The goal was simply to reproduce different forms of async runtime degradation and observe which telemetry signals changed first.

Minimal async runtime observability lab used for reproducing scheduler starvation and queue amplification scenarios.

The setup intentionally introduced:

blocking synchronous execution
executor saturation
queue amplification
event-loop starvation

while exposing internal runtime telemetry through Prometheus.

The most useful telemetry signals ended up being event-loop lag, blocking duration, executor queue pressure, backlog growth, and concurrent saturation behavior.

Those signals exposed runtime instability much earlier than HTTP metrics alone.

I also built a small CLI tool called async-runtime-auditor to evaluate these metrics directly from Prometheus during testing.

The idea was not to build another monitoring platform, but to create lightweight runtime validation checks for async Python services inside CI/CD workflows.

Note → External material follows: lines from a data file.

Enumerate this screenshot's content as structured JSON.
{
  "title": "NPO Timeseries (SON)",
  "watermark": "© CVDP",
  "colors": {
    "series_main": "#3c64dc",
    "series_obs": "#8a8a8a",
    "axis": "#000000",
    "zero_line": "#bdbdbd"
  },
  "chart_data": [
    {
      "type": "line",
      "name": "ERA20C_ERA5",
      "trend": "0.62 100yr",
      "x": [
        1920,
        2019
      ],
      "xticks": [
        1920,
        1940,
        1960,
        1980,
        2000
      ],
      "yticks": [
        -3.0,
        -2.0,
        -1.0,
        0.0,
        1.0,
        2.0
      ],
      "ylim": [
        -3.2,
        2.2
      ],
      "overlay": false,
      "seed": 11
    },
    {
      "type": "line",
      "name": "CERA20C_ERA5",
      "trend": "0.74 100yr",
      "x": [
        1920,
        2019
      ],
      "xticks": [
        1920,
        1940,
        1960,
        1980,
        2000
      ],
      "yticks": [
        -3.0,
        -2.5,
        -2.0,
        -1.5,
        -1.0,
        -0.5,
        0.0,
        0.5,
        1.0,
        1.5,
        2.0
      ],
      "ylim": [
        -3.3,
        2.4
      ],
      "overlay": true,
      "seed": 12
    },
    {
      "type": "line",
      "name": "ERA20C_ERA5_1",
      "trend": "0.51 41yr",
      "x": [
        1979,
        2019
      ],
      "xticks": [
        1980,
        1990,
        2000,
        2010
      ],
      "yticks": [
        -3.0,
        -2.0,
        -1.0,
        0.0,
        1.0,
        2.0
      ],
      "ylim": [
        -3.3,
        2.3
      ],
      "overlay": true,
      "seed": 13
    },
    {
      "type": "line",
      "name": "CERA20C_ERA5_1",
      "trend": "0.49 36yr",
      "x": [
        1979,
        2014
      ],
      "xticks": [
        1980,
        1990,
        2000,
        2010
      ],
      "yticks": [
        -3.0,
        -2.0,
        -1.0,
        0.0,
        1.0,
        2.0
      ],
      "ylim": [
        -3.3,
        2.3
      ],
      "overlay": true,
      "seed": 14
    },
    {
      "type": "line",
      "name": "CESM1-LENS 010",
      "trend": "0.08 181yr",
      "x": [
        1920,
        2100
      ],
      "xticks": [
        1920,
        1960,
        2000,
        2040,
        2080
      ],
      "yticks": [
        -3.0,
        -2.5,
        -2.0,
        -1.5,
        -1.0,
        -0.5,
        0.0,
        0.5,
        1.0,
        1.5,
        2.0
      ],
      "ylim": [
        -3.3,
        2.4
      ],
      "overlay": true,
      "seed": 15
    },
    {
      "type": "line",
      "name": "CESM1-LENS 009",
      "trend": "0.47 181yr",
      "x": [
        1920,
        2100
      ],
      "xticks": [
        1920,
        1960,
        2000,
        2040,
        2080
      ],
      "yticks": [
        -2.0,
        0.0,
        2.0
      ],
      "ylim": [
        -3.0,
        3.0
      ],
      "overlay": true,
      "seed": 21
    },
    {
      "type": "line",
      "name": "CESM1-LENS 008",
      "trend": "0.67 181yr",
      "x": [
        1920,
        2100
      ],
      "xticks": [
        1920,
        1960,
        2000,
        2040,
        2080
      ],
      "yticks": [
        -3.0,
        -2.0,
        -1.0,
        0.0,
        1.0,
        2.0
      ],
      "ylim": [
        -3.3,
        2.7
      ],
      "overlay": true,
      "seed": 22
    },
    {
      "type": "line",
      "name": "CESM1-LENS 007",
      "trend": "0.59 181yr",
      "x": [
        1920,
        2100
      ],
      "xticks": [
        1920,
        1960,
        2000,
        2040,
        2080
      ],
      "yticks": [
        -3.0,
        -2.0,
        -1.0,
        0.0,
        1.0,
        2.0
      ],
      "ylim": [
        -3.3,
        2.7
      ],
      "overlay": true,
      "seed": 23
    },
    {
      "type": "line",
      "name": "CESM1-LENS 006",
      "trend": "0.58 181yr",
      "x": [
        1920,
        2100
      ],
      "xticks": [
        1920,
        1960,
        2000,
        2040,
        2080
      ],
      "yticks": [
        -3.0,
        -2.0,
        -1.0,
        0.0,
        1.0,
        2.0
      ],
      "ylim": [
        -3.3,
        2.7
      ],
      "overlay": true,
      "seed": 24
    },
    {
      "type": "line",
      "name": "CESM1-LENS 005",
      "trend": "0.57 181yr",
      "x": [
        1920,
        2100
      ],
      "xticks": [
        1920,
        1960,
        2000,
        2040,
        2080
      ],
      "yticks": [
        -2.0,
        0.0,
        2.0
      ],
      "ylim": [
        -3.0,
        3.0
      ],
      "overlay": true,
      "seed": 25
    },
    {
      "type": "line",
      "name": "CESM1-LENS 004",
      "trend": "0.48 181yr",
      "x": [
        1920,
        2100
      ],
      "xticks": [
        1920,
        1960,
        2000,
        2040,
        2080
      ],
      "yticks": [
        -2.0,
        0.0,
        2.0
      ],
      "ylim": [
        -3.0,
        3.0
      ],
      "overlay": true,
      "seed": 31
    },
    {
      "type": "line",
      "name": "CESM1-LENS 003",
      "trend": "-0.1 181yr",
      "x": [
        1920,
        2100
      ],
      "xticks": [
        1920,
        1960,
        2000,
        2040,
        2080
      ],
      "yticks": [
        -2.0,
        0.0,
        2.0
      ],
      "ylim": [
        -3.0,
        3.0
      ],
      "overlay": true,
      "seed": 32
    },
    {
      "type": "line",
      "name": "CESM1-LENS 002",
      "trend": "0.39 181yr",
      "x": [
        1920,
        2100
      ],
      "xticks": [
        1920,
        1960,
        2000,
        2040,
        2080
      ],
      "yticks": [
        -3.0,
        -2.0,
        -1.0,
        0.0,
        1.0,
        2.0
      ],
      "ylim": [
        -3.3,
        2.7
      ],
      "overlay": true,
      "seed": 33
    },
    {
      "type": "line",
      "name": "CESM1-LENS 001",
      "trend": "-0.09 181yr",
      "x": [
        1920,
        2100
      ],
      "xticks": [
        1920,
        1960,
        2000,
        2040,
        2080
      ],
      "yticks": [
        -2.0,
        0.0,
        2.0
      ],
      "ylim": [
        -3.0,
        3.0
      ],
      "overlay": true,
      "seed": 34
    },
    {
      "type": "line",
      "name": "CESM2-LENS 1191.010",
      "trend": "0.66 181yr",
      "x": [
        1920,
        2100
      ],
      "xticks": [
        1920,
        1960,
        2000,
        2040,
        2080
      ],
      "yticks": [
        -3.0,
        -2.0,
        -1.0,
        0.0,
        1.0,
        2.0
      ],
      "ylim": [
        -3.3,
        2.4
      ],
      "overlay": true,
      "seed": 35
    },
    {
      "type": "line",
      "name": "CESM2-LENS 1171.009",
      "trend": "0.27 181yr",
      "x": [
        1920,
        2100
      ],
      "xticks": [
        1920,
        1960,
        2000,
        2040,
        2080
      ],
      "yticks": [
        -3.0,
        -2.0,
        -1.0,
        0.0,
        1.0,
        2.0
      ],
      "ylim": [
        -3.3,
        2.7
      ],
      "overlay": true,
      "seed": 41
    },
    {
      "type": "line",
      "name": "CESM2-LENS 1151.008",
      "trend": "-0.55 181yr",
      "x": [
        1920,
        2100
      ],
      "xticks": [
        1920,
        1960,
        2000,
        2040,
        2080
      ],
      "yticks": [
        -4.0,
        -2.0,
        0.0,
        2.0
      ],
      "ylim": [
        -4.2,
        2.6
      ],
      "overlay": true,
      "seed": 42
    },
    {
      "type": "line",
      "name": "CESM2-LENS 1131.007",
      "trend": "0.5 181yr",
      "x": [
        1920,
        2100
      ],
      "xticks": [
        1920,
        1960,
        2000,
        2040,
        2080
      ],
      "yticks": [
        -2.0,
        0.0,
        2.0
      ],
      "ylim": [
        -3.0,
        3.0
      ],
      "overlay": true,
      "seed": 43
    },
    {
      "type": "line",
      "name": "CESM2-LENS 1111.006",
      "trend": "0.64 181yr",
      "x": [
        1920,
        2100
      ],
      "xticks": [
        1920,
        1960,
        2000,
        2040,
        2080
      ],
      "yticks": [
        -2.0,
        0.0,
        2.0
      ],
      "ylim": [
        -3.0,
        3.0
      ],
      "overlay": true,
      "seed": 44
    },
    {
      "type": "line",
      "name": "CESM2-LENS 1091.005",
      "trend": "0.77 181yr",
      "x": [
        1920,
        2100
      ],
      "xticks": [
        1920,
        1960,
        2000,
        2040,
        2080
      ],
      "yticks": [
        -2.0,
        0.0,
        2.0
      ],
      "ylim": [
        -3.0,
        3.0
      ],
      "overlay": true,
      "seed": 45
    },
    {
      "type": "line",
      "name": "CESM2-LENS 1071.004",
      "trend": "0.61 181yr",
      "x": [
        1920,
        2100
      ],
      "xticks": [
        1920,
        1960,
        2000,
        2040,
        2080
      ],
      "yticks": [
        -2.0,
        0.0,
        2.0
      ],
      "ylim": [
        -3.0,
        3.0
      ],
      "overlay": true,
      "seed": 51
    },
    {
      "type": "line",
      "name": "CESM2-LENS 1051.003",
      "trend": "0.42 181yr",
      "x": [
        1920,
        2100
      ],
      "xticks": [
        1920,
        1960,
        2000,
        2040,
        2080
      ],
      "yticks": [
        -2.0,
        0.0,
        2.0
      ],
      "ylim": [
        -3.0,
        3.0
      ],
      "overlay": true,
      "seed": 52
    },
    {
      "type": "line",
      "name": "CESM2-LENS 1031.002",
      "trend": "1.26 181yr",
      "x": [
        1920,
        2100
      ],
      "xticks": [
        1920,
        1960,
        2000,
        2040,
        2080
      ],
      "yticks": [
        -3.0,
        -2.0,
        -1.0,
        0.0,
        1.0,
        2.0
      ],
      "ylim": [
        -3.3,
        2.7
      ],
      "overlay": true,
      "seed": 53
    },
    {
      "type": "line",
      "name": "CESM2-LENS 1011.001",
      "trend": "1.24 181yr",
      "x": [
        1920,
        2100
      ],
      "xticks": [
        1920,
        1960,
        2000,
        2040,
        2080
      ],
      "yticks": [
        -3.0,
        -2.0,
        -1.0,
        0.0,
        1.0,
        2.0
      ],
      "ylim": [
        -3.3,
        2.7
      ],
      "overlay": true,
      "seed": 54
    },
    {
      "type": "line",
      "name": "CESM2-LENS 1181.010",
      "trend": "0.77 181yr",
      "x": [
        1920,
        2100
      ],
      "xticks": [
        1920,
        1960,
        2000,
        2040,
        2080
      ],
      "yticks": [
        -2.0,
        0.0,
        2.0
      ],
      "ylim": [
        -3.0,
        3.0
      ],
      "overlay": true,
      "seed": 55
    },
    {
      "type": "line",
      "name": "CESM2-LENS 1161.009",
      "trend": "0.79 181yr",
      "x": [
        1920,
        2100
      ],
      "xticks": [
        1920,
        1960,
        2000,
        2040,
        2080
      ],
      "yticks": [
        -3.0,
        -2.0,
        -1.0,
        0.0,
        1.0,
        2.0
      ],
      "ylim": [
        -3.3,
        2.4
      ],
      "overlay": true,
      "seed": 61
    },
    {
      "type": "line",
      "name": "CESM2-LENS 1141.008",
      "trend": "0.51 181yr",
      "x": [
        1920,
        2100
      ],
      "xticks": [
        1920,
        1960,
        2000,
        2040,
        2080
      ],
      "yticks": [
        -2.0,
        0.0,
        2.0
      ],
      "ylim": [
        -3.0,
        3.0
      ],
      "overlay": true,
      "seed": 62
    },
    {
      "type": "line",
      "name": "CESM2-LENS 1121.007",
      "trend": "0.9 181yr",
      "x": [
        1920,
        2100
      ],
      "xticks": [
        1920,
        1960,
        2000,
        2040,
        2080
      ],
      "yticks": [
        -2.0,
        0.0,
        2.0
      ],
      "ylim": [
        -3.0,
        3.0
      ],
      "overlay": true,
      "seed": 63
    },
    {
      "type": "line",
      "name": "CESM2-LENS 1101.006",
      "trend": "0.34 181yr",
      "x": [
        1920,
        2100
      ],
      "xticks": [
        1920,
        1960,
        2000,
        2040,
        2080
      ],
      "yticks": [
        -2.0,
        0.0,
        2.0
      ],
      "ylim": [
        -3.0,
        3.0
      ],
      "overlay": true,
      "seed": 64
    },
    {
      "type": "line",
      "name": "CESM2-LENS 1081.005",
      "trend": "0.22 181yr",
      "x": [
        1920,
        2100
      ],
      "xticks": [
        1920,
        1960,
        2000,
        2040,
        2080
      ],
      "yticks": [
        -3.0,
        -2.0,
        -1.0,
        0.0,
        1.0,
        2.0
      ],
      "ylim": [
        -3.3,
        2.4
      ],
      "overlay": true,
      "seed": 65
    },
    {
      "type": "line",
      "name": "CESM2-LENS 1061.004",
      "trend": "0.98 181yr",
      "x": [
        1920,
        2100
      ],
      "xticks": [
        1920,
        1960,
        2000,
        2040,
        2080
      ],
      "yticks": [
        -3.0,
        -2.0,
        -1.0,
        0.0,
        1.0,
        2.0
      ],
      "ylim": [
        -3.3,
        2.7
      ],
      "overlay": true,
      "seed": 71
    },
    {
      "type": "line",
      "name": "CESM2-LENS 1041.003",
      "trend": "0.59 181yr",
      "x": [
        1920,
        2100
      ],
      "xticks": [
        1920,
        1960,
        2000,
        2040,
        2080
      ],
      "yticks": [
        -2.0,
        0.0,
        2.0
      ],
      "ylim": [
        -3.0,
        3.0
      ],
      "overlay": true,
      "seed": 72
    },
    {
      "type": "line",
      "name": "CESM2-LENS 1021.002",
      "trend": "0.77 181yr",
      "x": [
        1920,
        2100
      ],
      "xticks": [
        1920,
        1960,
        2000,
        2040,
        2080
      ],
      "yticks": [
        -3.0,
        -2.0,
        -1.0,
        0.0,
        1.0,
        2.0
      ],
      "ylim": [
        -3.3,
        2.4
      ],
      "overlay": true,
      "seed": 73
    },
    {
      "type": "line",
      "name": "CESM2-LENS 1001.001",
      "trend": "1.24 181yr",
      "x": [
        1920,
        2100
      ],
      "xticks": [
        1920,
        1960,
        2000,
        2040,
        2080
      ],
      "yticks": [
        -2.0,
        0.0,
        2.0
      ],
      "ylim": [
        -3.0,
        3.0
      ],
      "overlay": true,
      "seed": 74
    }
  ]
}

The tool evaluates runtime metrics against deterministic thresholds and can fail execution when runtime degradation becomes severe enough.

Example:

async-auditor \
  --config metrics.yaml \
  --target http://localhost:9090 \
  --fail-on-critical

Example output:

ASYNC RUNTIME AUDITOR

Runtime Status: DEGRADED

Findings:
- Event-loop starvation detected
- Executor queue amplification detected
- Concurrent saturation detected

One thing this testing made clear is that async systems can begin degrading internally well before traditional dashboards clearly show it.

Request metrics tell you how the API behaves externally.

Runtime telemetry tells you how the scheduler behaves while the API is still functioning.

For async Python services, both perspectives matter.

The main lesson from this testing was that scheduler health and request health are not always the same thing, especially in heavily concurrent async systems.